Current methods of microtia reconstruction include carving an auricular framework from the costal synchondrosis. This requires considerable skill and may create a substantial defect at the donor site.
To present a modular component assembly (MCA) approach that minimizes the procedural difficulty with microtia repair and reduces the amount of cartilage to a single rib.
Design, Setting, and Participants
Ex vivo study and survey. A single porcine rib was sectioned into multiple slices using a cartilage guillotine, cut into components outlined by 3-dimensional printed templates, and assembled into an auricular scaffold. Electromechanical reshaping was used to bend cartilage slices for creation of the helical rim. Chondrocyte viability was confirmed using confocal imaging. Ten surgeons reviewed the scaffold constructed with the MCA approach to evaluate aesthetics, stability, and clinical feasibility. The study was conducted from June 5 to December 18, 2014.
Main Outcomes and Measures
The primary outcome was creation of a modular component assembly method that decreases the total amount of rib needed for scaffold construction, as well as overall scaffold acceptability. The surgeons provided their assessments through a Likert-scale survey, with responses ranging from 1 (disagree with the statement) to 5 (agree with the statement). Thus, a higher score represents that the surgeon agrees that the scaffold is structurally and aesthetically acceptable and feasible.

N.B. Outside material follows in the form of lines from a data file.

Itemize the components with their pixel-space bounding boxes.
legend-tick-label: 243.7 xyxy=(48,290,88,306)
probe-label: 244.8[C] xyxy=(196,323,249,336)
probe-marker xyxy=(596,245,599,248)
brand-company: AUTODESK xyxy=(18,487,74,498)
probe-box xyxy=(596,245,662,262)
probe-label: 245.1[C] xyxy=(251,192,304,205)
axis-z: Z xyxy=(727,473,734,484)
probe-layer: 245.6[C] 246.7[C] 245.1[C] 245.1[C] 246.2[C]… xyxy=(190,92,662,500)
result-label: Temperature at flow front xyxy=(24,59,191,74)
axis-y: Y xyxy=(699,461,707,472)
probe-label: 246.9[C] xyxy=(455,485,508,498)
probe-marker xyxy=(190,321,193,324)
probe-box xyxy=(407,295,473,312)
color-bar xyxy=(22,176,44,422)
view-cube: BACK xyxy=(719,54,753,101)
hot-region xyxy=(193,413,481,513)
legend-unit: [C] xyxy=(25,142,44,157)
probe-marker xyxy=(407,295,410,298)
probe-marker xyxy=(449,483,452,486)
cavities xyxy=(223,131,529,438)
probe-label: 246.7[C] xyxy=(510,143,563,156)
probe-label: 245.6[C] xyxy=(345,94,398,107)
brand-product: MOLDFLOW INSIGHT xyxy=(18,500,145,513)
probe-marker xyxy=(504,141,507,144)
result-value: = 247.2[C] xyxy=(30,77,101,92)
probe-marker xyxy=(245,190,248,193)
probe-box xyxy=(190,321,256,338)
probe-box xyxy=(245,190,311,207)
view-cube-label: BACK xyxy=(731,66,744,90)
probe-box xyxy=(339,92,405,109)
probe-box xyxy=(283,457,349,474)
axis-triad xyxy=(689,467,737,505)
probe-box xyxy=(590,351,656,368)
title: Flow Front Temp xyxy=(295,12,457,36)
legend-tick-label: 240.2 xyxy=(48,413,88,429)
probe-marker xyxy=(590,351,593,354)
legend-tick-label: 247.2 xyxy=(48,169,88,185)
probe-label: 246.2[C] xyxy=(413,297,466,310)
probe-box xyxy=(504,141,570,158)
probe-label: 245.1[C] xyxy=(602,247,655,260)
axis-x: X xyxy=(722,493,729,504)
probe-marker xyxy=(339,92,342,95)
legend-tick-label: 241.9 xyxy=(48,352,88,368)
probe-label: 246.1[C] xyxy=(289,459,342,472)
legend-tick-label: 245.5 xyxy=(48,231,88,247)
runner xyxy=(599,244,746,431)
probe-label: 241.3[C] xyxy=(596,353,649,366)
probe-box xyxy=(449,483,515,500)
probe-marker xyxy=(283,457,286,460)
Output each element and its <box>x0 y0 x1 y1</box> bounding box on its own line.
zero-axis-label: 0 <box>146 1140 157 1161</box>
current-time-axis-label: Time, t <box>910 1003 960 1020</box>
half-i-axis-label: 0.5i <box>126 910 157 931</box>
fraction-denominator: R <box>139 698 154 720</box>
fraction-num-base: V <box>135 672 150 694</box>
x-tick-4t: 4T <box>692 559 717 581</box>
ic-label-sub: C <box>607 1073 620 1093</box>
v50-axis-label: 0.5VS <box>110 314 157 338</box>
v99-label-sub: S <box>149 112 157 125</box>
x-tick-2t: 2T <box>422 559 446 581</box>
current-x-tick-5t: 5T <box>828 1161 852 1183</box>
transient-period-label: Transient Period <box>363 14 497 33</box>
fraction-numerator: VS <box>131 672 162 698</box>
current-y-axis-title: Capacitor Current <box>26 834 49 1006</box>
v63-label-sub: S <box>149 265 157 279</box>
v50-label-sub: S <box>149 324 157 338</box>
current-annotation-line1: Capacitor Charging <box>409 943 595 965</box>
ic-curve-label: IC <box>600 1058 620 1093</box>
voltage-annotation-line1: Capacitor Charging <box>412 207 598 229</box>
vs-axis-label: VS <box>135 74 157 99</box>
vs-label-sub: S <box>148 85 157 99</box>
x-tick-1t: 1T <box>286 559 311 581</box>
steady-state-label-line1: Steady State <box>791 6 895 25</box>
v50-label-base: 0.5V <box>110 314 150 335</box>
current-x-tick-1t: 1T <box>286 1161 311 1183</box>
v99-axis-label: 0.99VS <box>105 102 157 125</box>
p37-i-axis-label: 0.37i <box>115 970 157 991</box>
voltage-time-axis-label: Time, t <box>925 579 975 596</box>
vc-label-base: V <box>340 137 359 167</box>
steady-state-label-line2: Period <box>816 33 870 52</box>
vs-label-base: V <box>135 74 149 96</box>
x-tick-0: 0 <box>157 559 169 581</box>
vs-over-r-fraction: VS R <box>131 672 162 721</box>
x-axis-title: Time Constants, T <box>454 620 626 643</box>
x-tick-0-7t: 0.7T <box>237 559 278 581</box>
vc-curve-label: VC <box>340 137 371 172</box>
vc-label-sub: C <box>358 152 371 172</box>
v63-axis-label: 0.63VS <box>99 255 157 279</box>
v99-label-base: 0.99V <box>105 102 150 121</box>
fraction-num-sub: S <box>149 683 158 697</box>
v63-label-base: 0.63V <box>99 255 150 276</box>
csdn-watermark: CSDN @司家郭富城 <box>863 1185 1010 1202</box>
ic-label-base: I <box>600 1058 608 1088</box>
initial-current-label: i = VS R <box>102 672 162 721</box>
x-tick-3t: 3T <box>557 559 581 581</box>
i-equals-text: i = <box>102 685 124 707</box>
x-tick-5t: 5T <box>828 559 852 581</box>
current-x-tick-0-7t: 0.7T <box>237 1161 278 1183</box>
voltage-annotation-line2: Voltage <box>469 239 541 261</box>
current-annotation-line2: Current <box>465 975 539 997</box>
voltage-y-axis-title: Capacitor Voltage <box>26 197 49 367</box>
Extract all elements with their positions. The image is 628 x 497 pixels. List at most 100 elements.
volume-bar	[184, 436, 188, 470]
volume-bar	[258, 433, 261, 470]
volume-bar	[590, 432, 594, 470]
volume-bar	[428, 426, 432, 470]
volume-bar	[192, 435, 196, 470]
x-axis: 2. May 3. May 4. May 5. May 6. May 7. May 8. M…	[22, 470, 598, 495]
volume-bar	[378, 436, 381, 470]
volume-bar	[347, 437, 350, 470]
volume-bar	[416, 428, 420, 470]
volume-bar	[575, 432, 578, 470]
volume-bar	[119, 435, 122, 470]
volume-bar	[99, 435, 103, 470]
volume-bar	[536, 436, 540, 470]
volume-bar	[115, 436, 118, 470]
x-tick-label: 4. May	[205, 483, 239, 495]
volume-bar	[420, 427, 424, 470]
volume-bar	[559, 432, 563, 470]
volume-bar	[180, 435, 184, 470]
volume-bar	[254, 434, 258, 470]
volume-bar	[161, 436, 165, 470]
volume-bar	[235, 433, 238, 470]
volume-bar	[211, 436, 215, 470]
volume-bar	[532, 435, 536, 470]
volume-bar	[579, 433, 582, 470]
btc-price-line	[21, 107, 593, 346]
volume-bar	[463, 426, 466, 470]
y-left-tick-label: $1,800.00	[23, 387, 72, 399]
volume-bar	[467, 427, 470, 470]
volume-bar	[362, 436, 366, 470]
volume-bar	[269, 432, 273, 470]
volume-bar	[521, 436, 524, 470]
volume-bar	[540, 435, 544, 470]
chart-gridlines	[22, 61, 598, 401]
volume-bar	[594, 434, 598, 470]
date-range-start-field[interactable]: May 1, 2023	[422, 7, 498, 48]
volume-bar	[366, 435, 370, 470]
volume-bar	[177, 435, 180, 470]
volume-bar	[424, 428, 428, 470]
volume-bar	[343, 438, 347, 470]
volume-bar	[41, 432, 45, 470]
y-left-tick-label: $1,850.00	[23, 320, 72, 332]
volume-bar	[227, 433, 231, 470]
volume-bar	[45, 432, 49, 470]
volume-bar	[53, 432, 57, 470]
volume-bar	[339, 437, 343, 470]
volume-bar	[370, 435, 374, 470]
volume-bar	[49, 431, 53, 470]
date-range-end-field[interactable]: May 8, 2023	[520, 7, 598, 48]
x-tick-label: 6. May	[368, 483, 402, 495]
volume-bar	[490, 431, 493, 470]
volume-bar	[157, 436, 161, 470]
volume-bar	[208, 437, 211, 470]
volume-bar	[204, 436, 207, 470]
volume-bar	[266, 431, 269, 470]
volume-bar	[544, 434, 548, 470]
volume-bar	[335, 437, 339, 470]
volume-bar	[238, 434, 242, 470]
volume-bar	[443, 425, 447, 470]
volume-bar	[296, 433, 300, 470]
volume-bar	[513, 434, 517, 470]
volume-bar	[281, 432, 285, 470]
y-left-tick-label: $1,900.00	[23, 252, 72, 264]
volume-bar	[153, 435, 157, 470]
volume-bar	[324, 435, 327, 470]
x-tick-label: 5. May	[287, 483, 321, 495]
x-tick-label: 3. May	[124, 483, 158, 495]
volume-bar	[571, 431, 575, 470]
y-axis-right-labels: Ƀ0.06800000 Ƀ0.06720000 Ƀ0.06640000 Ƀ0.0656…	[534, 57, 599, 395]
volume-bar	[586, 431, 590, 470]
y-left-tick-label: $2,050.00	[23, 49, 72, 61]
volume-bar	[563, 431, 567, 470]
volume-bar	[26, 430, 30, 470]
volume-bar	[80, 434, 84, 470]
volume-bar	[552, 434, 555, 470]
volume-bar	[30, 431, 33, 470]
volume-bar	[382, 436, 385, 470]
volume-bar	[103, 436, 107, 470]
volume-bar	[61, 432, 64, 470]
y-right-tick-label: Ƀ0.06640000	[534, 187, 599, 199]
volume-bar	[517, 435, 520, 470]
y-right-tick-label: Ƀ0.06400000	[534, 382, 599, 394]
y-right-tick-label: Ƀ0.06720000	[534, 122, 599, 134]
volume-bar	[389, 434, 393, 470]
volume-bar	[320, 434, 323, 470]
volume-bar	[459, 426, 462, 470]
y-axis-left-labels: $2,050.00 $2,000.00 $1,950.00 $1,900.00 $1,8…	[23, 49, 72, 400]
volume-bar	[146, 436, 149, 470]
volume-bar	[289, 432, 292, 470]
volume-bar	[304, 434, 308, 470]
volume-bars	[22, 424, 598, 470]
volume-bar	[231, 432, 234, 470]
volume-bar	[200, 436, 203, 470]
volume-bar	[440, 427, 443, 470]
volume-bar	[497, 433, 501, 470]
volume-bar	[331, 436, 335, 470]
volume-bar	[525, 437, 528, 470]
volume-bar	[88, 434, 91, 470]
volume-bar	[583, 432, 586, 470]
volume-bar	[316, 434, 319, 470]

An auricular framework with projection and curvature was fashioned from 1 rib. The 10 surgeons who participated in the survey indicated that the MCA scaffold would meet minimal aesthetic and anatomic acceptability. When embedded under a covering, the region of the helix and antihelix of the scaffold scored significantly higher on the assessment survey than that of an embedded alloplast implant (mean [SD], 4.6 [0.97] vs 3.5 [1.27]; P = .007). Otherwise, no significant difference was found between the embedded MCA and alloplast implants (4.42 [0.48] vs 3.87 [0.41]; P = .13). Cartilage prepared with electromechanical reshaping was viable.
Conclusions and Relevance
This study demonstrates that 1 rib can be used to create an aesthetic and durable framework for microtia repair. Precise assembly and the ability to obtain thin, uniform slices of cartilage were essential. This cartilage-sparing MCA approach may be an alternative to classic techniques.